Identifying associations among entities within and across heterogeneous data sources is of great importance in most studies, as it is a straightforward and effective way to “glue” together pieces of information so as to provide a coherent view of the whole system. To establish multilevel associations, earlier studies often employed distance-based or correlation-based metrics, while recent studies tend to adopt more sophisticated modeling techniques such as PGMs. Whichever method is used, the conflicts between data measures must be handled beforehand. This includes missing-data imputation, data scaling, discretization, normalization, standardization, and etc. Nonetheless, even if data pre-processing has been done properly, it is noteworthy but often-overlooked that very few associations across heterogeneous data sets are usually revealed, compared to the great number of associations identified within the same data set (see, for example, Fig.4 in Chapter 3).

A rich body of literature supports the idea that associations in observational data can provide insights into causal relations among the measured variables (Blair et al. 2012; Pearl 2009; Shipley 2016). Nonetheless, it has been seen that causal relations are sensitive to subtle association patterns, which may be driven by other factors (e.g. environmental and experimental design factors) that do not reflect the underlying biological nature (Blair et al. 2012). In addition, graphical methods for causal inference from observational data, especially from observed associations, are admittedly subject to the existing theoretical constraints. As elaborated in Chapter 5 and Section 6.1, constructing BNs on the basis of the BDe metric or conditional independence facts can end up with a distinct Markov equivalence class rather than a distinct BN. Also, Chapter 2 has demonstrated that inferring causal relations from observed associations requires introducing extra known causal factors to the measured variables. For instance, causal inference in correlated traits (or equivalently, the construction of directed phenotype networks) is based upon logic that involves the underlying QTLs. The existing related algorithms request at least one unique QTL for each trait studied, though such prerequisite is hardly being met in reality. In comparison, the QPSO algorithm presented in Chapter 2 is of more practical significance since it has a more realistic prerequisite – some traits can come without QTL. More encouragingly, as indicated in Chapter 2 and 3, the QPSO algorithm can

be embedded into a bottom-up strategy to systematically model multilevel phenotypic responses to DNA variations.

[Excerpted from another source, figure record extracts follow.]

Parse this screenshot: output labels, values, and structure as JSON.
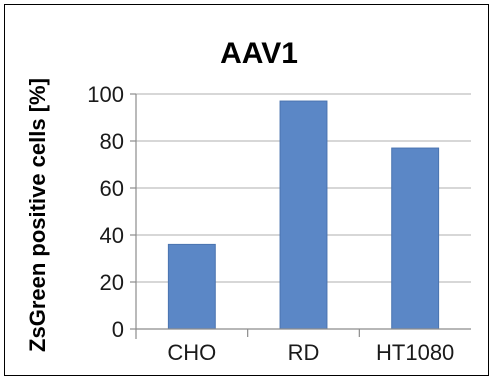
{
  "chart_data": {
    "type": "bar",
    "title": "AAV1",
    "xlabel": "",
    "ylabel": "ZsGreen positive cells [%]",
    "categories": [
      "CHO",
      "RD",
      "HT1080"
    ],
    "values": [
      36,
      97,
      77
    ],
    "ylim": [
      0,
      100
    ],
    "yticks": [
      0,
      20,
      40,
      60,
      80,
      100
    ],
    "grid": true,
    "legend": "none",
    "colors": {
      "bar": "#5b87c6",
      "bar_edge": "#4a74b0",
      "grid": "#bfbfbf",
      "axis": "#8c8c8c"
    }
  }
}
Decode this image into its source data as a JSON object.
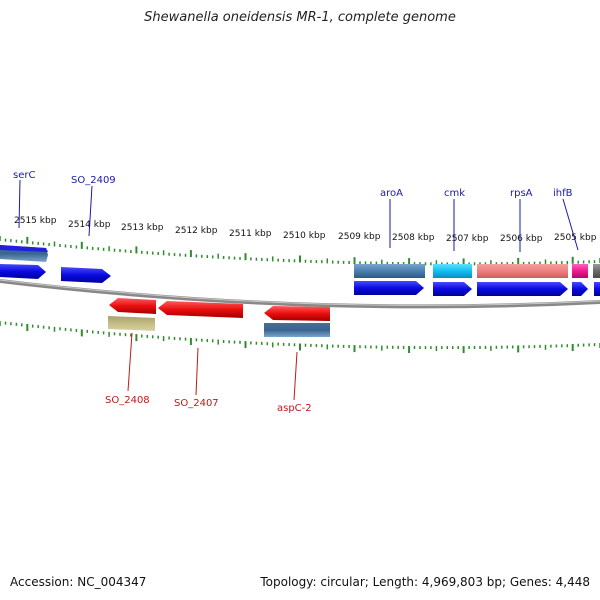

Agreement between a mathematical or statistical model and the true underlying biology is vital to any practical study. It should be recognized that the extent to which a PGM derived from observational data can recapitulate the architecture of an underlying biological process is not yet well understood (Blair et al. 2012). On the one hand, observational data are often collected at single time points; on the other hand, biological processes typically display time varying dynamics. This conflict makes the interpretation of the reconstructed model challenging. Dynamic Bayesian networks (DBNs) are the time-generalization of BNs and relate variables to each other over discrete time points. Their major advantages lie in the ability to deal with multivariate time series data and permit presentation of cyclic causal relationships. Here, however, we will not discuss practical issues related to the use of DBNs, since analyzing time series data is beyond the scope of this thesis. For those who are interested in the computational power of DBNs, please refer to Ghahramani (1998), Murphy (2002) and Brulé (2016) for details.